Thinking and Feeling

Feelers and thinkers communicate differently.  Thinkers care less about what people think of them, so they often are less attractive than feelers.  This is not due to not caring, but also due to a lack of awareness – a thinker’s focus is on efficiency.  Thinkers are more likely to be insensitive.  There is less warmth in a thinker’s presence.  What thinkers have is that they value objectivity more than a feeler, and they aren’t easily moved by emotion, which means more stability.  Feelings take a lot longer to sort through than thought, so thinkers are more efficient, like sensors.  Also, feelings are subjective, so they are not as settled as thought; so they are easy to go back to and over.  Therefore, feelers are more inward-oriented, like introverts and intuitives.

Perceivers and Judgers

Perceivers are open-ended like intuitives, which means they are less efficient and less likely to stick to things, whether relationships or deadlines.  Judgers generally get a lot more done because they enjoy things to be concluded, like sensors, and have higher standards to be happy for their environment.  Because judgers have a problem function without organization or lack of conclusion/categories, this gives them incentive to get things done – to go towards milestones.  Judgers get pleasure from getting things done.  Because of this, however, judgers often generalize and are more confident even if they’re less accurate – judgers will review a lot less information than a perceiver would, because efficiency and conclusion is more important to them.  In the same way that a sensor would not see as much information as an intuitive, a judger will not review as much as a perceiver, all things be equal, because productivity matters more.  However, perceivers are considerably less happy statistically because they are less likely to get to things they’d like to and they usually have to give up some autonomy for their open-ended orientation, as sensors and judgers usually are in charge of societies because both value efficiency.

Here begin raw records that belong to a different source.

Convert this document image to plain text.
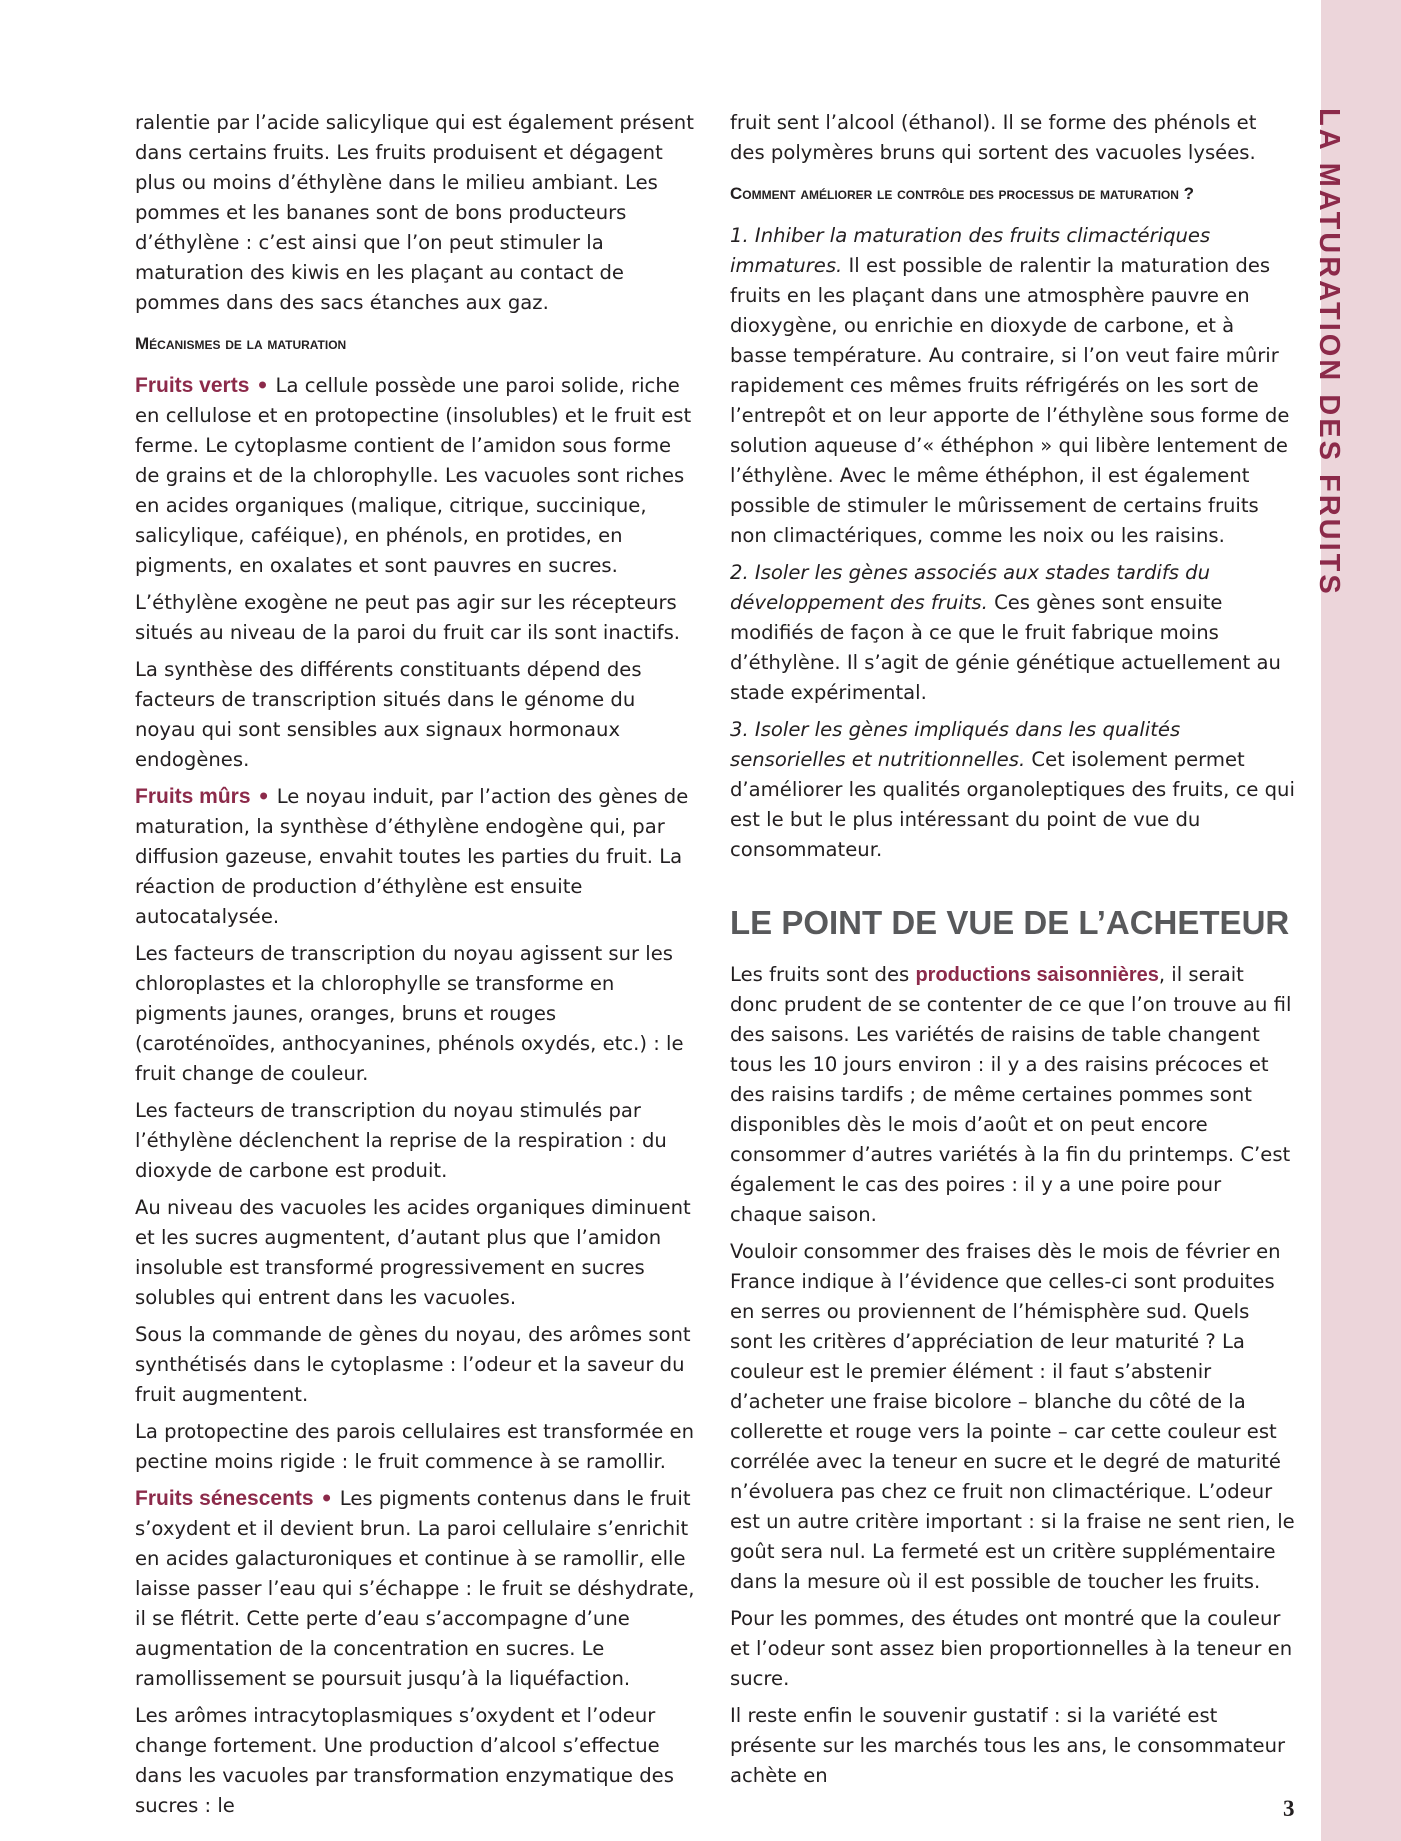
LA MATURATION DES FRUITS

ralentie par l’acide salicylique qui est également présent dans certains fruits. Les fruits produisent et dégagent plus ou moins d’éthylène dans le milieu ambiant. Les pommes et les bananes sont de bons producteurs d’éthylène : c’est ainsi que l’on peut stimuler la maturation des kiwis en les plaçant au contact de pommes dans des sacs étanches aux gaz.

Mécanismes de la maturation

Fruits verts • La cellule possède une paroi solide, riche en cellulose et en protopectine (insolubles) et le fruit est ferme. Le cytoplasme contient de l’amidon sous forme de grains et de la chlorophylle. Les vacuoles sont riches en acides organiques (malique, citrique, succinique, salicylique, caféique), en phénols, en protides, en pigments, en oxalates et sont pauvres en sucres.

L’éthylène exogène ne peut pas agir sur les récepteurs situés au niveau de la paroi du fruit car ils sont inactifs.

La synthèse des différents constituants dépend des facteurs de transcription situés dans le génome du noyau qui sont sensibles aux signaux hormonaux endogènes.

Fruits mûrs • Le noyau induit, par l’action des gènes de maturation, la synthèse d’éthylène endogène qui, par diffusion gazeuse, envahit toutes les parties du fruit. La réaction de production d’éthylène est ensuite autocatalysée.

Les facteurs de transcription du noyau agissent sur les chloroplastes et la chlorophylle se transforme en pigments jaunes, oranges, bruns et rouges (caroténoïdes, anthocyanines, phénols oxydés, etc.) : le fruit change de couleur.

Les facteurs de transcription du noyau stimulés par l’éthylène déclenchent la reprise de la respiration : du dioxyde de carbone est produit.

Au niveau des vacuoles les acides organiques diminuent et les sucres augmentent, d’autant plus que l’amidon insoluble est transformé progressivement en sucres solubles qui entrent dans les vacuoles.

Sous la commande de gènes du noyau, des arômes sont synthétisés dans le cytoplasme : l’odeur et la saveur du fruit augmentent.

La protopectine des parois cellulaires est transformée en pectine moins rigide : le fruit commence à se ramollir.

Fruits sénescents • Les pigments contenus dans le fruit s’oxydent et il devient brun. La paroi cellulaire s’enrichit en acides galacturoniques et continue à se ramollir, elle laisse passer l’eau qui s’échappe : le fruit se déshydrate, il se flétrit. Cette perte d’eau s’accompagne d’une augmentation de la concentration en sucres. Le ramollissement se poursuit jusqu’à la liquéfaction.

Les arômes intracytoplasmiques s’oxydent et l’odeur change fortement. Une production d’alcool s’effectue dans les vacuoles par transformation enzymatique des sucres : le

fruit sent l’alcool (éthanol). Il se forme des phénols et des polymères bruns qui sortent des vacuoles lysées.

Comment améliorer le contrôle des processus de maturation ?

1. Inhiber la maturation des fruits climactériques immatures. Il est possible de ralentir la maturation des fruits en les plaçant dans une atmosphère pauvre en dioxygène, ou enrichie en dioxyde de carbone, et à basse température. Au contraire, si l’on veut faire mûrir rapidement ces mêmes fruits réfrigérés on les sort de l’entrepôt et on leur apporte de l’éthylène sous forme de solution aqueuse d’« éthéphon » qui libère lentement de l’éthylène. Avec le même éthéphon, il est également possible de stimuler le mûrissement de certains fruits non climactériques, comme les noix ou les raisins.

2. Isoler les gènes associés aux stades tardifs du développement des fruits. Ces gènes sont ensuite modifiés de façon à ce que le fruit fabrique moins d’éthylène. Il s’agit de génie génétique actuellement au stade expérimental.

3. Isoler les gènes impliqués dans les qualités sensorielles et nutritionnelles. Cet isolement permet d’améliorer les qualités organoleptiques des fruits, ce qui est le but le plus intéressant du point de vue du consommateur.

LE POINT DE VUE DE L’ACHETEUR

Les fruits sont des productions saisonnières, il serait donc prudent de se contenter de ce que l’on trouve au fil des saisons. Les variétés de raisins de table changent tous les 10 jours environ : il y a des raisins précoces et des raisins tardifs ; de même certaines pommes sont disponibles dès le mois d’août et on peut encore consommer d’autres variétés à la fin du printemps. C’est également le cas des poires : il y a une poire pour chaque saison.

Vouloir consommer des fraises dès le mois de février en France indique à l’évidence que celles-ci sont produites en serres ou proviennent de l’hémisphère sud. Quels sont les critères d’appréciation de leur maturité ? La couleur est le premier élément : il faut s’abstenir d’acheter une fraise bicolore – blanche du côté de la collerette et rouge vers la pointe – car cette couleur est corrélée avec la teneur en sucre et le degré de maturité n’évoluera pas chez ce fruit non climactérique. L’odeur est un autre critère important : si la fraise ne sent rien, le goût sera nul. La fermeté est un critère supplémentaire dans la mesure où il est possible de toucher les fruits.

Pour les pommes, des études ont montré que la couleur et l’odeur sont assez bien proportionnelles à la teneur en sucre.

Il reste enfin le souvenir gustatif : si la variété est présente sur les marchés tous les ans, le consommateur achète en

3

What is the point of the MBTI?

To understand what we are likely to do, so that (1) we are aware of our biases, (2) so that we can be aware of our weaknesses, (3) so that we can develop our strengths, and (4) so that we can communicate better by seeing other people’s point of view.

Here is the most accurate free test for the MBTI.  However, be sure to verify the results by understanding the four categories and yourself.

Emotion

It has been said that vulnerability is strength; however, this sentiment is largely given by those who do well with emotion, so we see the conflict.   Being vulnerable is difficult, and no person knows this as much as those that aren’t emotional.  But everyone, emotional or not, biologically understands the reality surrounding emotion: In the animal kingdom, it signals weakness and invites destruction.

Objectively, vulnerability is not strength.  If this world were a fair place or an ideal place, perhaps we would be compensated for emotional intelligence and rewarded more than penalized for it, and we know a good portion of our work will be replaced by robots with less emotion than almost any businessperson.  We know emotion is not valued highly.  We move to: Can there be strength in vulnerability?

Childhood:

I have alluded to my childhood being a train wreck.  Specifically, unorthodox.  The hitting wouldn’t stop until the crying stopped.  Tears were a show of lack of control; we were proof our protector was in control and we were.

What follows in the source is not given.